HAVING set flexible but firm human rights conditions last June for United States trade with China, President Clinton last week abruptly reversed course. In a major change of White House policy, the president not only backed off the conditions for renewing China's most- favored-nation status, he delinked human rights from trade as a criterion for doing business with China.

There is a good case to be made for renewing MFN. Increased trade and competition with the West does force open, free-market thinking among Chinese. Monitoring and sanctioning products made with prison labor, which has been one of Clinton's central concerns, is very difficult, given levels of chaos and corruption in China and fuzzy lines between state and private enterprise. The US president does have to worry about a loss of jobs at home. He does want Beijing's help in Asia. Moreover, a virtuous policy poorly managed and conceived can do more harm than a policy that might be amoral, but is at least consistent and clear.

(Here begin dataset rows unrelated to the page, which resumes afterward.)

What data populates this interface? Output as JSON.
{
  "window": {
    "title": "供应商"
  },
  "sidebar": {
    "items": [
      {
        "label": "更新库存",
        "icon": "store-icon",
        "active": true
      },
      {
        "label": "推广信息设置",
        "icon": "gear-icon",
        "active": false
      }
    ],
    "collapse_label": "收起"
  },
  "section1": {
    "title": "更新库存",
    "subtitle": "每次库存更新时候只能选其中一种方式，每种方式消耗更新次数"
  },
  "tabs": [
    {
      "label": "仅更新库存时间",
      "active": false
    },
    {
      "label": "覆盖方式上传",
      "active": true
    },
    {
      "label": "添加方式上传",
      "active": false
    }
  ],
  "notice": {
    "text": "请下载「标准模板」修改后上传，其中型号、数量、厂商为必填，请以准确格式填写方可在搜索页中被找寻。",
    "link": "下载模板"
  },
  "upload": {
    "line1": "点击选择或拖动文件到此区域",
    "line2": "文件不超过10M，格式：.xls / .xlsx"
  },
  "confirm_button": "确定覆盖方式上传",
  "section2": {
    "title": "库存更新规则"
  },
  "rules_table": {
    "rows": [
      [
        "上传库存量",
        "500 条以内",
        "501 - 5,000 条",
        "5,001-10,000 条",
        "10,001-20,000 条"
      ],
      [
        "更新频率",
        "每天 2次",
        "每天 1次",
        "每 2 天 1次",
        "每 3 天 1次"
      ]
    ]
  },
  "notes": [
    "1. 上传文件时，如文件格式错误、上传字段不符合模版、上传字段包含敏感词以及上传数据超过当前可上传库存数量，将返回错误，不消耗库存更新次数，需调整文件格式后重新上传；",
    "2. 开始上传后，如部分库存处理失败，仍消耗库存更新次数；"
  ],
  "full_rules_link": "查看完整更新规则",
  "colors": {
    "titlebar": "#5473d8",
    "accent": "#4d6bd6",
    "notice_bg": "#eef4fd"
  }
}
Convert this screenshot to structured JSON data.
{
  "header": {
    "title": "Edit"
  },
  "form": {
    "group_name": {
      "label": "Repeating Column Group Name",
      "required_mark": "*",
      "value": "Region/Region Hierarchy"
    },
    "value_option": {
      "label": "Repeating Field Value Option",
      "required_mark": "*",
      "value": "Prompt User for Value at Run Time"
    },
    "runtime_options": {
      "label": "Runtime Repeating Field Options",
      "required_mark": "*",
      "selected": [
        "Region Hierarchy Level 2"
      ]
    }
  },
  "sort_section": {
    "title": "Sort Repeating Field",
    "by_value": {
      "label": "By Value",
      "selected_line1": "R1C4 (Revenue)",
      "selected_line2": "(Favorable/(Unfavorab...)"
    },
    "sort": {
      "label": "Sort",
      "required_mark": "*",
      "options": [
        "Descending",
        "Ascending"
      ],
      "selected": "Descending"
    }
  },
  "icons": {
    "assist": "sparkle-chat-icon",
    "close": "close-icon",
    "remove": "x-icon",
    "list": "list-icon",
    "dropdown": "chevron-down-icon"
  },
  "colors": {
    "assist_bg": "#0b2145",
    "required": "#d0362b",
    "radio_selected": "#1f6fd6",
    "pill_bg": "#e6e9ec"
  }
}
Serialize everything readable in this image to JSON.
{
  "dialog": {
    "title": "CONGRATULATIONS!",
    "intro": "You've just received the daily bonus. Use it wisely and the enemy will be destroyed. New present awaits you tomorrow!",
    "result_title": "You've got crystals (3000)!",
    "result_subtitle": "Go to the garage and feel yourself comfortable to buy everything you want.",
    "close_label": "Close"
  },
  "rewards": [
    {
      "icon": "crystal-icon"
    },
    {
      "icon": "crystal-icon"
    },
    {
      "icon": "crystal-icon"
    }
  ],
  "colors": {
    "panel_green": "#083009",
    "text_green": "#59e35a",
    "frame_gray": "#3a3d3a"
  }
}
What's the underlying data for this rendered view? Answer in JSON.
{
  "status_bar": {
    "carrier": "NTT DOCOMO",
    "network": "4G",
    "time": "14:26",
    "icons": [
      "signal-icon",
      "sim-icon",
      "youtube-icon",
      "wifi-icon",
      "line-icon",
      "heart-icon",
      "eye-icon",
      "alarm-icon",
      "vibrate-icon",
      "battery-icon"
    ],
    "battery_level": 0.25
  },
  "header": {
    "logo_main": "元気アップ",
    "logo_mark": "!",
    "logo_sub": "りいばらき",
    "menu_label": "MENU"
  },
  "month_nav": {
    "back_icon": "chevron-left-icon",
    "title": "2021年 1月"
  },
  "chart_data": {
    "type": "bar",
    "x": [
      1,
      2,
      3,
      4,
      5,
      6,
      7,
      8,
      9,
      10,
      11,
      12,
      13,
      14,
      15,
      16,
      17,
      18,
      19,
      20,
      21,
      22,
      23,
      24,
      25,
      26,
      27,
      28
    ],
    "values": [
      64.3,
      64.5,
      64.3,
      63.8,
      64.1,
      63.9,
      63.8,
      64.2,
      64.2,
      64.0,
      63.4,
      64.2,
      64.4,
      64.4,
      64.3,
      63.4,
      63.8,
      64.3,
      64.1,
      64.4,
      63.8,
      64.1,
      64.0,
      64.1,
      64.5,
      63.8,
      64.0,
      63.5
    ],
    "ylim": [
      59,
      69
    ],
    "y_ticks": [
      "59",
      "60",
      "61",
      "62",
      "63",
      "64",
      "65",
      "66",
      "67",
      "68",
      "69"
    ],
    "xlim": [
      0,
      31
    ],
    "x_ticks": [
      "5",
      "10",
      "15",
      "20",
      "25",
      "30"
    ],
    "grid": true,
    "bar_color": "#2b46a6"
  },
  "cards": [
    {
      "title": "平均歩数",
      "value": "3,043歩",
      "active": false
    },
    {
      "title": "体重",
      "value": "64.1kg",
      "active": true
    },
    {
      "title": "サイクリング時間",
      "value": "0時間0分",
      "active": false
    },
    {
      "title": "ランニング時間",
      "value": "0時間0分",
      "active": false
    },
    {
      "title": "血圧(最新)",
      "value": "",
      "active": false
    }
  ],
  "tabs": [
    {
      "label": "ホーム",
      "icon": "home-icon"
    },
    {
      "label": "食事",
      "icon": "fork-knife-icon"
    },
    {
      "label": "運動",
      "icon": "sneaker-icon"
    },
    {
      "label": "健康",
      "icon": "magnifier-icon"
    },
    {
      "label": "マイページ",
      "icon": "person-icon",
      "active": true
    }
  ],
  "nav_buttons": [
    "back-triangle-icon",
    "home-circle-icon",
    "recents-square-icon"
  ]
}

However, Clinton's complete reversal on China is troubling. It was done a bit coldly, with no compensatory discussion of US interest in prison labor, Tibet, crackdowns on religion and ``home churches,'' weapons technology transfers, or persecution of dissidents. If US trade with China were a narrow matter, without larger implications, the change might be acceptable. This is not the case. Delinking trade and human rights fits a larger pattern of White House foreign policy shifts that are taxing US credibility abroad and setting new norms of acceptable behavior in today's world.

In an important sense, the US-China MFN debate is not any longer a debate about China. It is a debate about what standards, values, and principles the world's most powerful democracy believes in, and why. It is a statement about what America is and what it will tolerate.

The president now says trade and human rights should not be linked. Yet the questions must be asked: At what point does this country's government link them? How repressive does a regime need to be? On principle the US should not simply trade with any country that will buy its goods. It is difficult to imagine, for example, the US trading with Nazi Germany. Sanctions can be effective, as experience with South Africa has shown.

Delinking trade and rights makes it possible to infer that if a country offers a large enough market, it may get away with greater human rights abuses. Is this the proper message?